Meine Oma war mir, wie ich in einem zukünftigen Artikel schreiben werde, innigere Bezugsperson als meine Mutter. Ein festes Band verknüpfte uns. War es möglich, daß sie um den baldigen Tod wußte, und im Kampf mit dem Schmerz so intensiv an ihren “einzigen Enkel” dachte, daß ich ihre Präsenz über 100km entfernt wahrnehmen konnte?

Warum erzähle ich das heute? Weil ich gerade im ziemlich genialen Haunted-House-Roman von Riley Sager, ‘Home before Dark‘, etwas sehr ähnliches gelesen habe, das diese Erinnerungen wieder hervorgeholt hat. Protagonistin Maggie fragt ihren Mitarbeiter, ob er an Geister glaube. Nein, er glaube nicht daran, aber doch, daß “Dinge passieren”. Dann beschreibt er dies: Als Junge schlief er in einem abgelegenen Raum des Hauses…

“But then one night in October, I woke up to the sound of my bedroom door being opened.

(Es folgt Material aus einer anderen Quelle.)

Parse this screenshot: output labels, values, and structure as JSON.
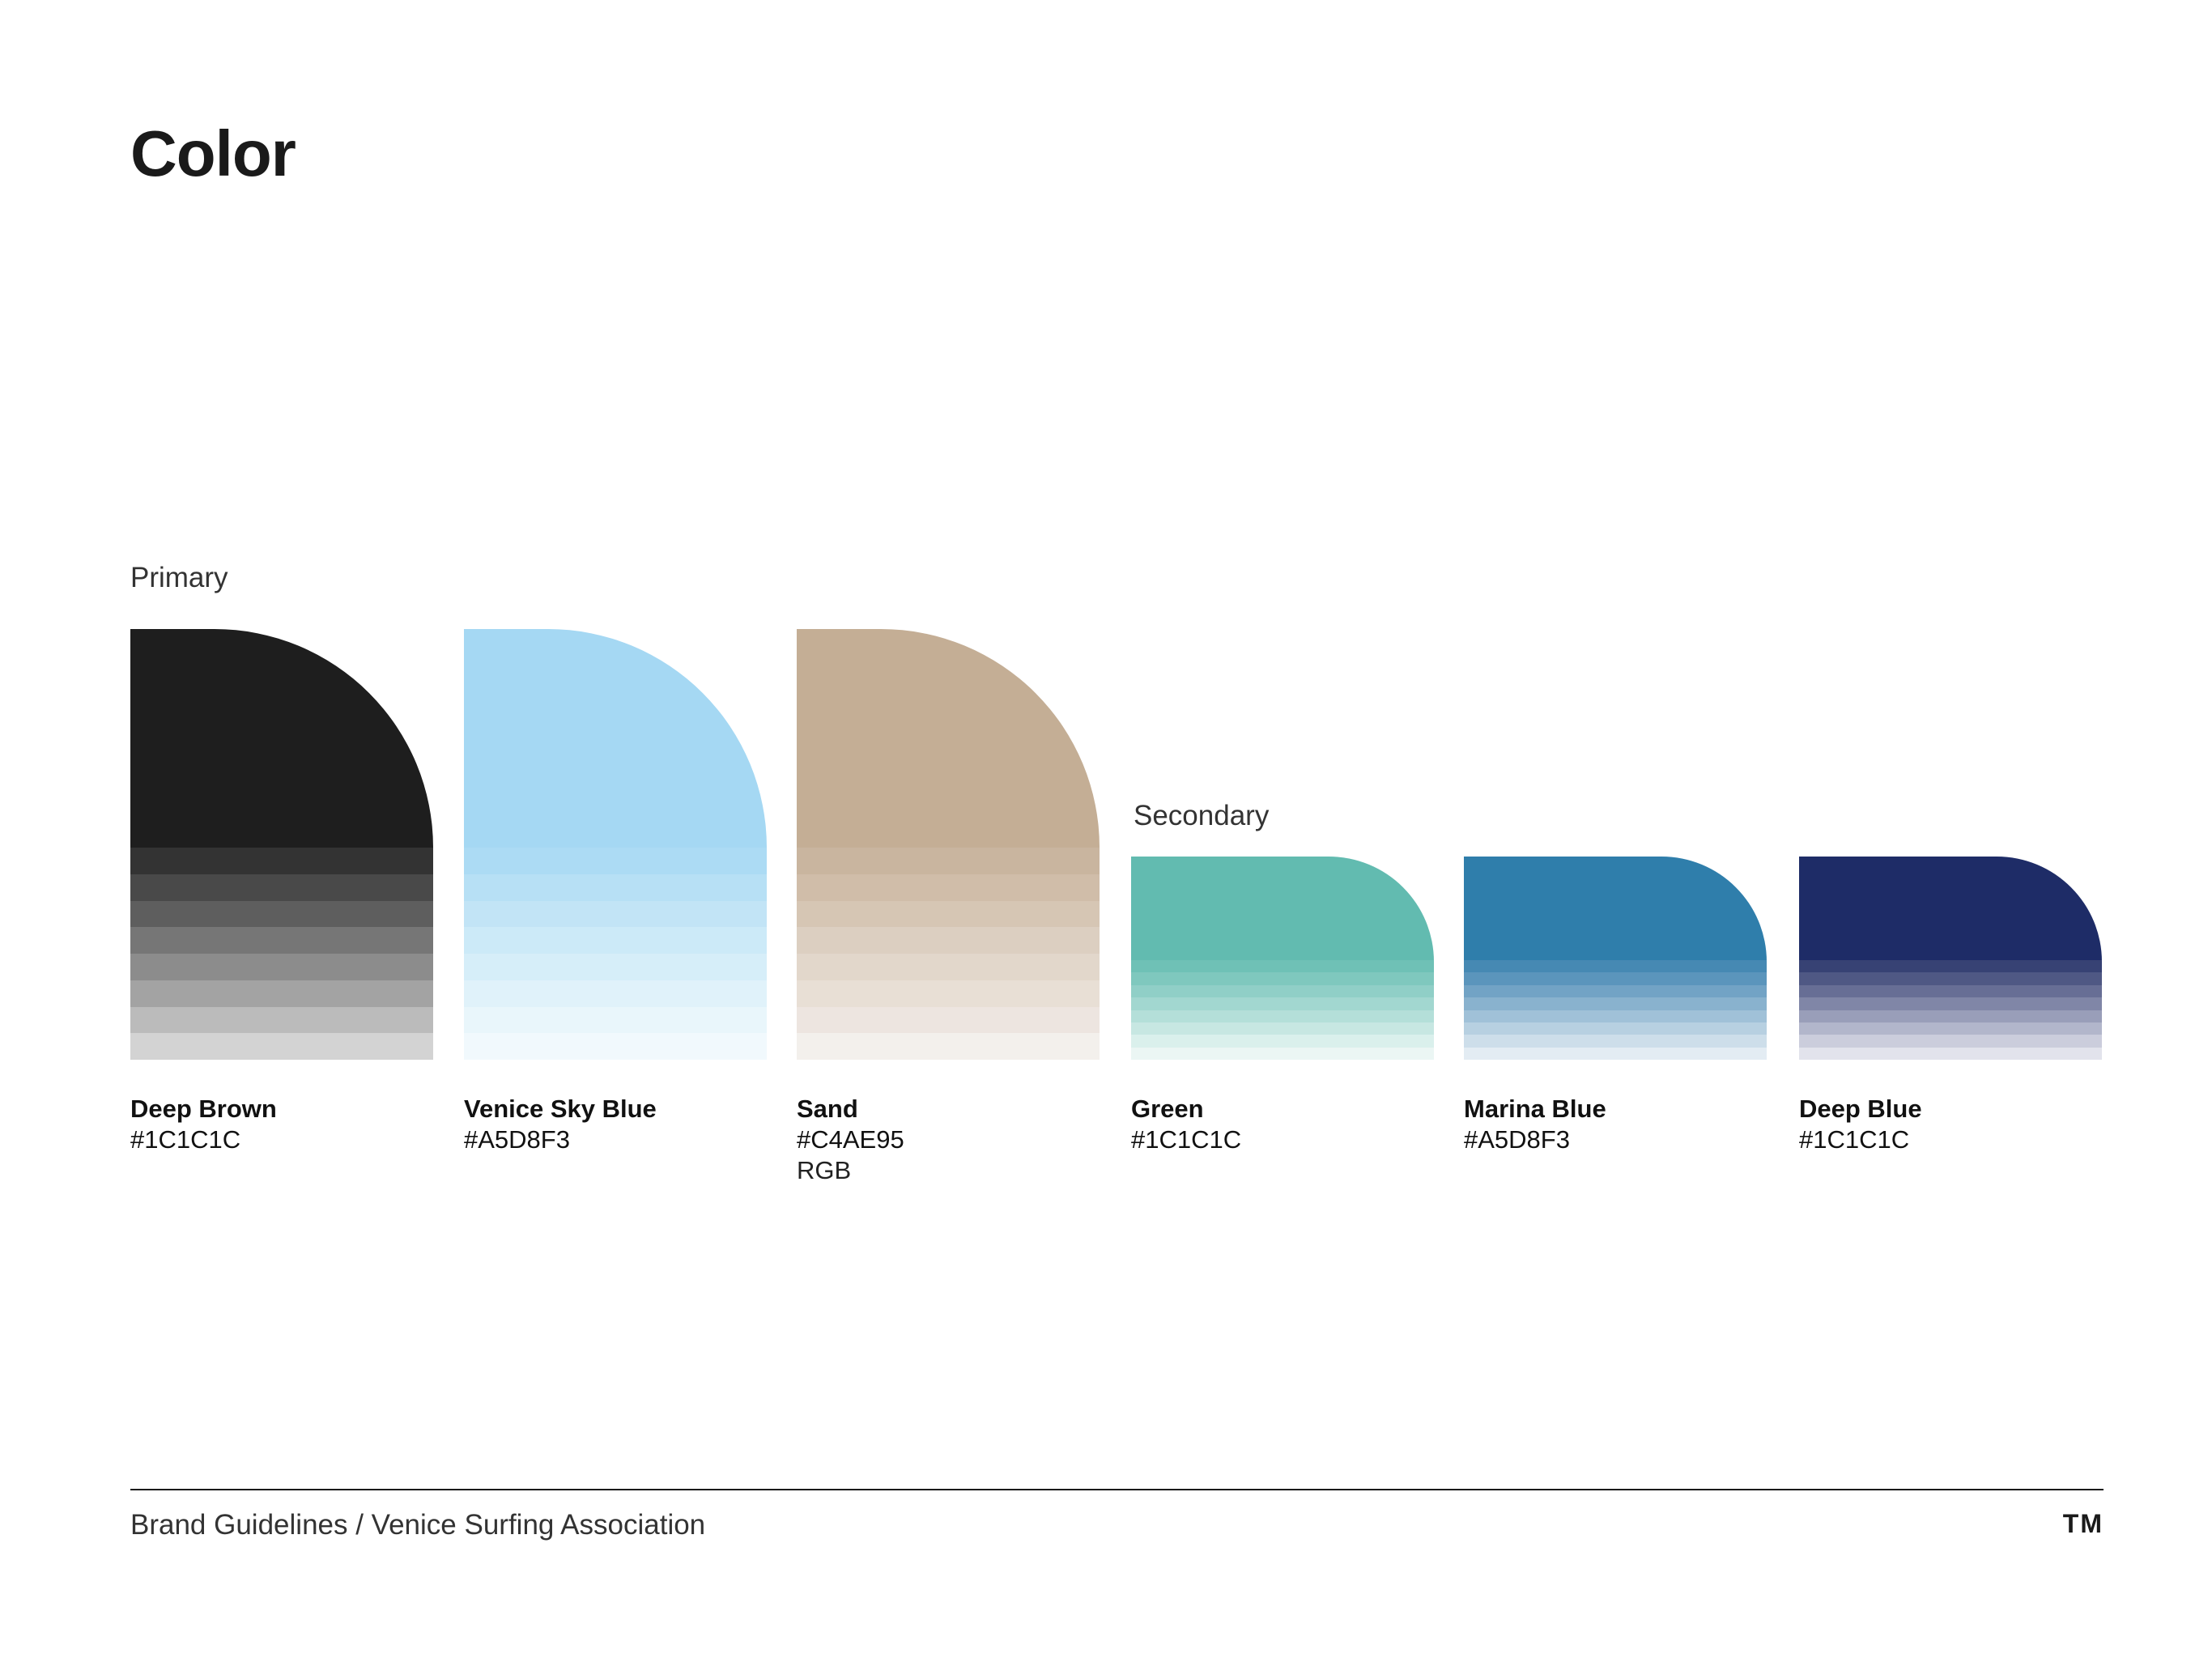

I sat up in bed and saw my  grandmother poke her head into the room. ‘I just wanted to say goodnight, Boy-O,’ she said. (…) I checked the clock on the nightstand. It was one thirty-two a.m.
In the morning, I went downstairs and found my parents sitting at the kitchen table. (…) My grandmother had died during the night. At exactly one thirty-two a.m.”